To understand what Western Acupuncture is about, one needs to know a little about the more traditional therapies of Acupuncture that still exists today.
Over three thousand years ago, the Chinese were apparently treating many illnesses by first taking the patients radial pulse, as done by a GP or nurse. The difference being that, the Chinese claimed to be able to feel six pulses on each wrist, each associated with one of the twelve organs of the body.
They were feeling for the energy factor, the strength or weakness of the pulse for the particular organ, which would perhaps indicate excess or deficient energy, causing a malfunction of an organ and thus relate directly to the external symptomology.
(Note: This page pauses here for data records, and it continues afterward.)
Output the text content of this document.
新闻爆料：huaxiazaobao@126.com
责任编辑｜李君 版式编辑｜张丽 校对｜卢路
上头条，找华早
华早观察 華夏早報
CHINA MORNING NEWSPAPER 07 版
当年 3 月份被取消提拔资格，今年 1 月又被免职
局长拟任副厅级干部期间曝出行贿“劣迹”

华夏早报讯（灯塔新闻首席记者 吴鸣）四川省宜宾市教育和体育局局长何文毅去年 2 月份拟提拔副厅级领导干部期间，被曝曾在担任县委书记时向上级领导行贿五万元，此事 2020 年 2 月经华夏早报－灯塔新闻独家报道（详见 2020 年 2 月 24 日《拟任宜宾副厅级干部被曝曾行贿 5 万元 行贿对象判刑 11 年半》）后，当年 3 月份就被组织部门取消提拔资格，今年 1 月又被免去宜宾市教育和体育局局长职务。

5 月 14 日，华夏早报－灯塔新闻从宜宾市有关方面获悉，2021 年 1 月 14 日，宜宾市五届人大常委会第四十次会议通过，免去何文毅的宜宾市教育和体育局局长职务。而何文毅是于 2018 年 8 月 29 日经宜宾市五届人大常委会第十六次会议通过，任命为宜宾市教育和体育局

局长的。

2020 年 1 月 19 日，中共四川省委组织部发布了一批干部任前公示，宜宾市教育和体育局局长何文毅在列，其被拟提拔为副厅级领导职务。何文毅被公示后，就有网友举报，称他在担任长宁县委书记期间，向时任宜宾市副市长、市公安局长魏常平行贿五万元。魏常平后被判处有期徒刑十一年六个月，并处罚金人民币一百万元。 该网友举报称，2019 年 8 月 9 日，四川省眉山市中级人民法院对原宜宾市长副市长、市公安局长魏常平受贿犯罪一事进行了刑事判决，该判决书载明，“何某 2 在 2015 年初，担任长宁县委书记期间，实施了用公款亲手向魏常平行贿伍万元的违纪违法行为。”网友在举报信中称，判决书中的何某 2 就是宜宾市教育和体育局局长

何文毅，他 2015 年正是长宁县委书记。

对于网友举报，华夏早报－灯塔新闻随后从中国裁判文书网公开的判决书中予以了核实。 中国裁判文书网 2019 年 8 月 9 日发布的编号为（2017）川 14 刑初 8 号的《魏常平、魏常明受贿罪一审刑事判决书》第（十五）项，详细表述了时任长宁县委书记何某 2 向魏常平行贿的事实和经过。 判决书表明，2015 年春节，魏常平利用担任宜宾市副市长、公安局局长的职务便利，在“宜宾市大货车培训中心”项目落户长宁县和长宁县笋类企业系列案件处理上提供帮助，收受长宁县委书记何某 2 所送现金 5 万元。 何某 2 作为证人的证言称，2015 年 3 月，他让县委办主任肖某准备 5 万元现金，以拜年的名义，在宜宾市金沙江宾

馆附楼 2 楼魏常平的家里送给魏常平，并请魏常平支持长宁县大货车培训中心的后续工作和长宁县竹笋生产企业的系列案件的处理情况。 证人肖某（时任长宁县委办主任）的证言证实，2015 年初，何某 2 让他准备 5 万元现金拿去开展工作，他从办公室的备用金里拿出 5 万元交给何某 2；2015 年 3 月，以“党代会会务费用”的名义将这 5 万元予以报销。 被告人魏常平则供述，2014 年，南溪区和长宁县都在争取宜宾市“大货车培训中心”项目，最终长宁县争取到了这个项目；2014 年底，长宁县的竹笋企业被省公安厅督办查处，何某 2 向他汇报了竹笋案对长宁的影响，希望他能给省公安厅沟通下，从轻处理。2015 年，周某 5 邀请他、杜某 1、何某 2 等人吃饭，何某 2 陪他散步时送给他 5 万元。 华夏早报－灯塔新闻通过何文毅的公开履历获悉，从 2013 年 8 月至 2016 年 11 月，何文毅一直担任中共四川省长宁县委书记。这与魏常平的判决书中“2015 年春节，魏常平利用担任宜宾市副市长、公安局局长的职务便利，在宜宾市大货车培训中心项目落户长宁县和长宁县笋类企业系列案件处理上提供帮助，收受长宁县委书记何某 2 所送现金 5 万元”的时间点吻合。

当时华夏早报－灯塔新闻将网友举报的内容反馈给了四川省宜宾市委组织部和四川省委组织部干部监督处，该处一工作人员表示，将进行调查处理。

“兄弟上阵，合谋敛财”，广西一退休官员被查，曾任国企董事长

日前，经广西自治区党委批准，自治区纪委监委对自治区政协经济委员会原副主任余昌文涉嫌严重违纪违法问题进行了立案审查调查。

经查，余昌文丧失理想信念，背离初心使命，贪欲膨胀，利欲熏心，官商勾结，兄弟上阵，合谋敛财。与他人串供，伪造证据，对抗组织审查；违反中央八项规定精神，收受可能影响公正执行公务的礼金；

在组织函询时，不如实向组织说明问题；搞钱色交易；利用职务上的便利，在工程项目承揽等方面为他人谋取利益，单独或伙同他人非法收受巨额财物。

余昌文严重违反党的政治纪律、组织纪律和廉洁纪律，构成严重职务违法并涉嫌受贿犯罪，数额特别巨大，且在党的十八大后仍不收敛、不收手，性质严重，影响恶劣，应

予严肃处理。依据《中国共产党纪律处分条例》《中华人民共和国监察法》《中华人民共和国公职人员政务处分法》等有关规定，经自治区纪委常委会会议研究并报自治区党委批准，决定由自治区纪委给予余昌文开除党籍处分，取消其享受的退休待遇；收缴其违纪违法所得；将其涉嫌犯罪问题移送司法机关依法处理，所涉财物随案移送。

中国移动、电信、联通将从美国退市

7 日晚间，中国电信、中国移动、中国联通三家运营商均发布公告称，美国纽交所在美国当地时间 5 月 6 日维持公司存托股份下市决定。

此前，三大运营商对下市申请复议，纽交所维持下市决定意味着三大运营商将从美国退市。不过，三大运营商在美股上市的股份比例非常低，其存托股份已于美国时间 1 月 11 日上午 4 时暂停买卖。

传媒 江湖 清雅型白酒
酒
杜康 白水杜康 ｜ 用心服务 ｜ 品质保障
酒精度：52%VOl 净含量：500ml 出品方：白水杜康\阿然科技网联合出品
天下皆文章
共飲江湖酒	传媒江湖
By using certain needle techniques they reported that it was possible to transfer an excess of energy from one organ to another which may have become deficient. This would create a ‘balanced’ energy, which would exhibit itself in the disappearance of outward symptoms, which had caused the original problem.
Western Medicine was some what critical of this philosophy and it had some cause to be so. It had been shown that varying diagnoses had been applied to the same patients having a problem. This inconsistency was unacceptable and could not be incorporated into Western diagnostic techniques.
Today, we have to acknowledge that the methods used in Western diagnosis, i.e. blood tests, X-rays, MRIs etc, are the only way we can be reasonably sure our treatment is appropriate and not attributed to guess-work, which the ancient pulse diagnosis would be seen as in this modern age.
Western Medical Acupuncture does work. Doctors, nurses and other medical practitioners, who have been through our training programme, have proved this over many years. This method is based upon a formulae researched for each of a variety of illnesses and applied only on the basis of a western medical diagnosis having first been made by a doctor. The explanation for how Acupuncture works, is based upon sound physiological mechanisms widely accepted by Science as well as medicine, and a feature of the course.